The FMTI's own data offers two concrete signals worth taking seriously. Companies that prepare and submit their own transparency reports score roughly twice as high as those assessed from public information alone - a gap the researchers treat not as a methodological flaw but as evidence that disclosure responds to structured demands rather than internal goodwill.[1] Signatories to the EU AI Act's General Purpose AI Code of Practice score modestly higher overall, with the advantage driven mainly by stronger downstream disclosures on usage policies and deployment context rather than any meaningful opening up on training data.[1] Taken together, the data makes a narrow but important point: the floor rises when someone sets one.
The harder question is who that someone will be. Mandatory disclosure requirements have precedent in adjacent industries - financial reporting, pharmaceutical clinical trials, environmental impact assessments - and in each case, voluntary frameworks preceded mandatory ones by years before regulators concluded that goodwill was insufficient. AI transparency appears to be tracing the same arc, only faster and with higher stakes. The 2024 FMTI scores improved when the industry was smaller, more scrutinized, and more anxious about its public standing. The 2025 decline coincides with a period in which frontier labs have grown more commercially entrenched and politically connected.
The U.S. regulatory environment has moved in the opposite direction. Several state-level AI transparency bills have stalled or been preempted, and federal action on foundation model disclosure remains absent. The Stanford AI Index notes that public trust in the U.S. government to regulate AI sits at just 31 percent - the lowest of any country surveyed.[2] That distrust may be warranted; it is also, at this moment, convenient for the companies whose disclosure scores are falling.

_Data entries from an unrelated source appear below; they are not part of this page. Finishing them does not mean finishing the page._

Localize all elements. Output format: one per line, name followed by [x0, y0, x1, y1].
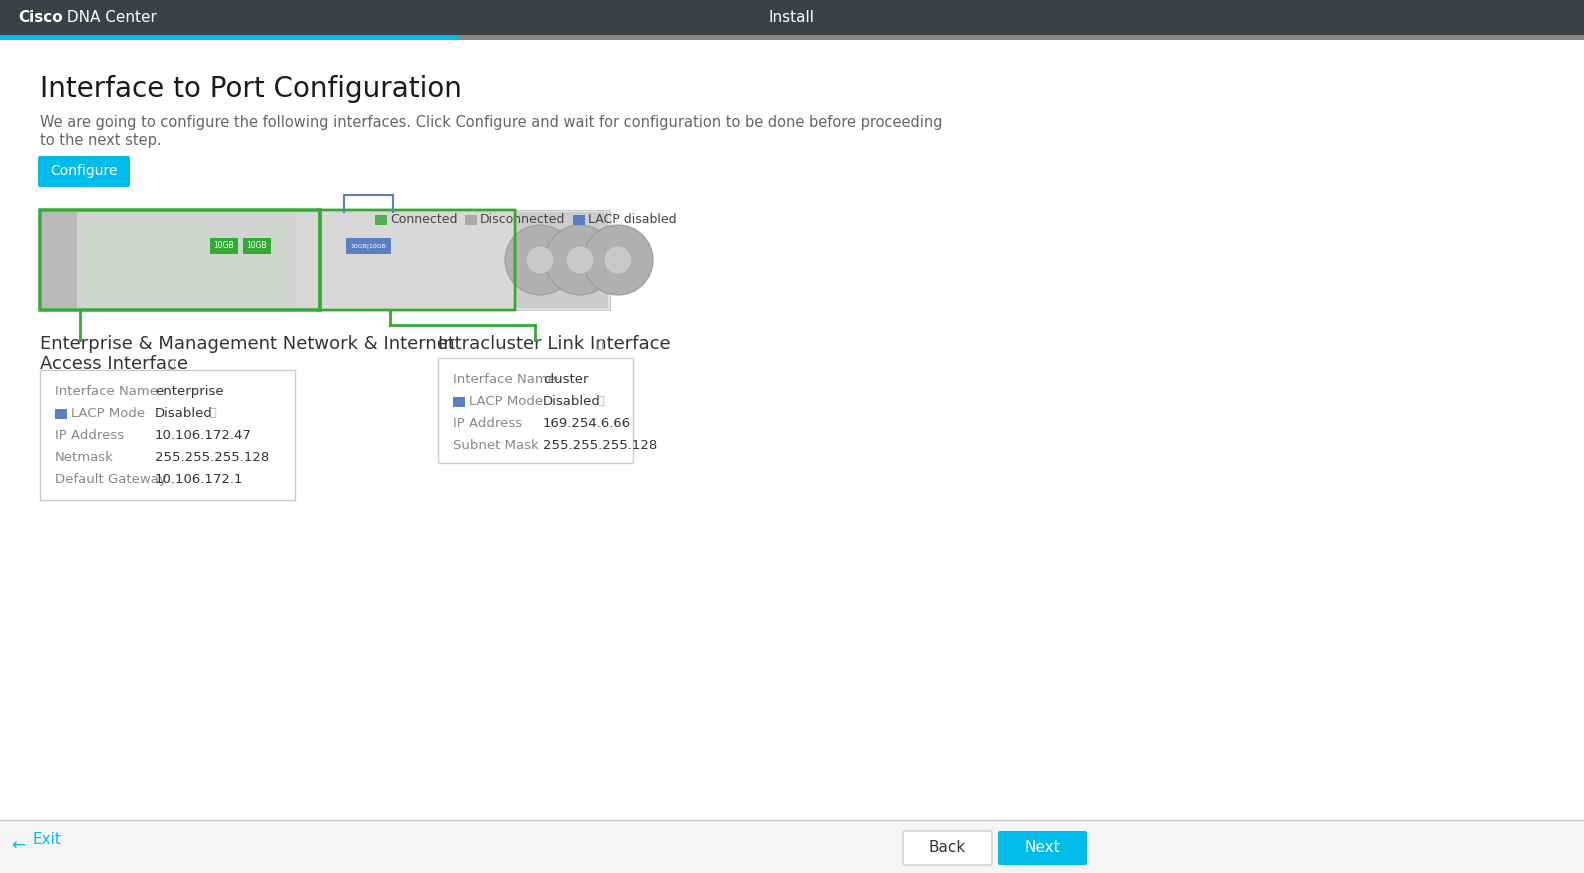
Text: Exit: Exit	[32, 833, 60, 848]
Text: Subnet Mask: Subnet Mask	[453, 439, 539, 452]
Text: Disabled: Disabled	[155, 407, 212, 420]
Text: 10.106.172.1: 10.106.172.1	[155, 473, 244, 486]
Text: 255.255.255.128: 255.255.255.128	[543, 439, 657, 452]
Bar	[439, 358, 634, 463]
Text: 10GB: 10GB	[247, 242, 268, 251]
Circle shape	[505, 225, 575, 295]
Text: ⓘ: ⓘ	[596, 339, 602, 352]
Bar	[453, 397, 466, 407]
Text: ⓘ: ⓘ	[597, 396, 604, 406]
Text: 169.254.6.66: 169.254.6.66	[543, 417, 630, 430]
Text: DNA Center: DNA Center	[62, 10, 157, 25]
FancyBboxPatch shape	[903, 831, 992, 865]
Text: Enterprise & Management Network & Internet: Enterprise & Management Network & Intern…	[40, 335, 455, 353]
Text: LACP Mode: LACP Mode	[469, 395, 543, 408]
Text: cluster: cluster	[543, 373, 589, 386]
Bar	[466, 215, 477, 225]
FancyBboxPatch shape	[38, 156, 130, 187]
Circle shape	[565, 246, 594, 274]
Text: ⓘ: ⓘ	[209, 408, 215, 418]
Circle shape	[545, 225, 615, 295]
Bar	[40, 210, 610, 310]
Text: We are going to configure the following interfaces. Click Configure and wait for: We are going to configure the following …	[40, 115, 942, 130]
Text: to the next step.: to the next step.	[40, 133, 162, 148]
Text: Back: Back	[928, 841, 966, 856]
Text: ⓘ: ⓘ	[166, 359, 174, 372]
Bar	[345, 238, 391, 254]
Bar	[573, 215, 584, 225]
Text: 10GB: 10GB	[214, 242, 234, 251]
Bar	[211, 238, 238, 254]
Text: Default Gateway: Default Gateway	[55, 473, 166, 486]
Text: 255.255.255.128: 255.255.255.128	[155, 451, 269, 464]
Text: Connected: Connected	[390, 213, 458, 226]
Circle shape	[583, 225, 653, 295]
Bar	[0, 44, 1584, 820]
Bar	[0, 0, 1584, 35]
Bar	[0, 820, 1584, 873]
Text: IP Address: IP Address	[453, 417, 523, 430]
FancyBboxPatch shape	[998, 831, 1087, 865]
Text: Next: Next	[1025, 841, 1060, 856]
Circle shape	[526, 246, 554, 274]
Bar	[55, 409, 67, 419]
Bar	[375, 215, 386, 225]
Bar	[242, 238, 271, 254]
Text: Netmask: Netmask	[55, 451, 114, 464]
Text: Interface Name: Interface Name	[453, 373, 556, 386]
Bar	[40, 370, 295, 500]
Text: 10GB|10GB: 10GB|10GB	[350, 244, 386, 249]
Text: IP Address: IP Address	[55, 429, 124, 442]
Circle shape	[604, 246, 632, 274]
Bar	[43, 212, 78, 308]
Text: 10.106.172.47: 10.106.172.47	[155, 429, 252, 442]
Text: LACP Mode: LACP Mode	[71, 407, 146, 420]
Text: Intracluster Link Interface: Intracluster Link Interface	[439, 335, 670, 353]
Text: Disabled: Disabled	[543, 395, 600, 408]
Bar	[0, 35, 459, 40]
Bar	[298, 212, 513, 308]
Bar	[43, 212, 298, 308]
Bar	[0, 35, 1584, 40]
Text: Interface Name: Interface Name	[55, 385, 158, 398]
Text: Install: Install	[768, 10, 816, 25]
Text: Configure: Configure	[51, 164, 117, 178]
Text: ←: ←	[11, 837, 25, 855]
Bar	[515, 212, 608, 308]
Text: Access Interface: Access Interface	[40, 355, 188, 373]
Text: Interface to Port Configuration: Interface to Port Configuration	[40, 75, 463, 103]
Text: LACP disabled: LACP disabled	[588, 213, 676, 226]
Text: enterprise: enterprise	[155, 385, 223, 398]
Text: Cisco: Cisco	[17, 10, 63, 25]
Text: Disconnected: Disconnected	[480, 213, 565, 226]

The FMTI's longitudinal data now spans three years, enough to see a pattern: transparency improved when the industry was smaller and under greater scrutiny, and has declined as the stakes - and the political headwinds against regulation - have grown. The index exists, its authors note, to give policymakers, journalists, clients, and investors the information to hold developers accountable. Whether any of those actors will use it is a separate question.